The rise of populism and the presence of unregulated artificial intelligence (AI) pose threats to various aspects of liberalism, including free elections and the rapid spread of fake news. To tackle populism, we must confront it with liberalism, employing new strategies to reestablish liberalism's position in the hearts and minds of the people. By reminding individuals of the true nature and consequences of populism in various contexts, we can effectively counter it.
The goals are very clear, but we need to review and refine how we get there.
All around the world, we are struggling to find the right balance between fundamental freedoms, particularly in cases where conflicts arise. One prominent clash is between freedom of speech, misinformation, and hate speech. Where should the line be drawn? Can an absolute limit be established?
While we understand that hate speech does not fall under the realm of freedom of speech, in practice, defining the boundaries can be challenging as they tend to be subjective. Moreover, the spread of misinformation has been proven difficult to stop. But what if we approached the problem of disinformation as if it were a virus?
In this metaphorical sense, it could be argued that we could develop a vaccine against it. Continuing with this analogy, what would the "vaccine" against disinformation look like in 2023? Education and literacy emerge as one of the answers. However, it's impossible for individuals to possess knowledge about every existing subject. Perhaps the right approach is to make people aware of the characteristics of disinformation. Just as a vaccine introduces small doses of a virus to strengthen the immune system, we could exercise our minds with exposure to examples of disinformation. This would equip people with the necessary tools to identify potential instances of disinformation.
In recent times, we have witnessed a trend in some countries where economic growth is overshadowing the principles of democracy. China serves as an example, as it discards the "inconveniences" associated with democratic systems in favor of fostering dynamic economies. However, this economic progress comes at the expense of personal liberties, a notion exemplified by the stringent lockdown measures implemented during the Covid pandemic.

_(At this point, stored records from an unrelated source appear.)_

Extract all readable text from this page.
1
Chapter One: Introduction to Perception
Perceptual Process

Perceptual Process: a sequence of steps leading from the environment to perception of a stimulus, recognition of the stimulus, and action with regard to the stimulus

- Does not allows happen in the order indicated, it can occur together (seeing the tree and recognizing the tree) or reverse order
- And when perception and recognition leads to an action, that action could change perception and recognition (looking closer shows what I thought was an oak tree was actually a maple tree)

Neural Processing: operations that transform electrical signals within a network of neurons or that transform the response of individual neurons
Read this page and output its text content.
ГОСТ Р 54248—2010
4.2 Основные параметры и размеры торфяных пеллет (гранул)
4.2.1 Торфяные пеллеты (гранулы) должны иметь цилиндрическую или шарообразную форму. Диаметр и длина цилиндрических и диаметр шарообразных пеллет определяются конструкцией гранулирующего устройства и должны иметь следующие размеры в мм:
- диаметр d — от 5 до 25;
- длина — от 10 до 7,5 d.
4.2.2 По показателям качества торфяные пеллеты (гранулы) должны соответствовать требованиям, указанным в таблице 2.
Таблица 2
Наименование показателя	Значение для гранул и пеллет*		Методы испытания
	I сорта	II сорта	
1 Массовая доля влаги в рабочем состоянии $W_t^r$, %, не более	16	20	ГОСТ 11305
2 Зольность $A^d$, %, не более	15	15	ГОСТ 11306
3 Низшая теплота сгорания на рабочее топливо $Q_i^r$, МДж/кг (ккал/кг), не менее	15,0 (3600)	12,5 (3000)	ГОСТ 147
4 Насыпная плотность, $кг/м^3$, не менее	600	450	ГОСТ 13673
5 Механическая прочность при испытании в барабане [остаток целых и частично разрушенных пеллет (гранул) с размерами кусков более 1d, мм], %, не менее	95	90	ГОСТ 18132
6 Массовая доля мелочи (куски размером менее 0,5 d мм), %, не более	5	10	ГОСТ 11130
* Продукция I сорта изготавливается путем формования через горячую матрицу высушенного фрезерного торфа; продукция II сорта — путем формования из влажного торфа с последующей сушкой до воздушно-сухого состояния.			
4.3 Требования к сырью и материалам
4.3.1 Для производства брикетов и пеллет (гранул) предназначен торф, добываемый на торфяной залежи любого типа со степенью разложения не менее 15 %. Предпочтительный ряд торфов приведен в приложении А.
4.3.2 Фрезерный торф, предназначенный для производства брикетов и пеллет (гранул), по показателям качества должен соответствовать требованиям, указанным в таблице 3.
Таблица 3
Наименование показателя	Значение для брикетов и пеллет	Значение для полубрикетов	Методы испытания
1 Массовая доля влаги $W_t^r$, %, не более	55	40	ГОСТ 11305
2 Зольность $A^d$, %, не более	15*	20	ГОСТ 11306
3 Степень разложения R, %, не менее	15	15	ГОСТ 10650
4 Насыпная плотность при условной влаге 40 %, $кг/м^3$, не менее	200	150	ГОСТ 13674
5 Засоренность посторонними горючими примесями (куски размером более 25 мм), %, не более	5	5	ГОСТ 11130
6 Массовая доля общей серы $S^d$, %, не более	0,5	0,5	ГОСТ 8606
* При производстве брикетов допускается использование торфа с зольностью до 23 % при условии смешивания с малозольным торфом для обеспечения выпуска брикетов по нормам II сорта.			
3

This raises the question: what lies ahead for liberalism in the present era?
It appears that liberalism is drawing inspiration from individuals across various regions, resulting in a more diverse and inclusive movement. Despite changing circumstances, the core values of liberalism are expected to endure. True freedom necessitates the presence of the rule of law, which, in turn, requires limitations on the powers of the government. Moreover, innovation thrives through the exchange of ideas and products. While the methods and approaches may evolve, the fundamental principles of liberalism remain unwavering.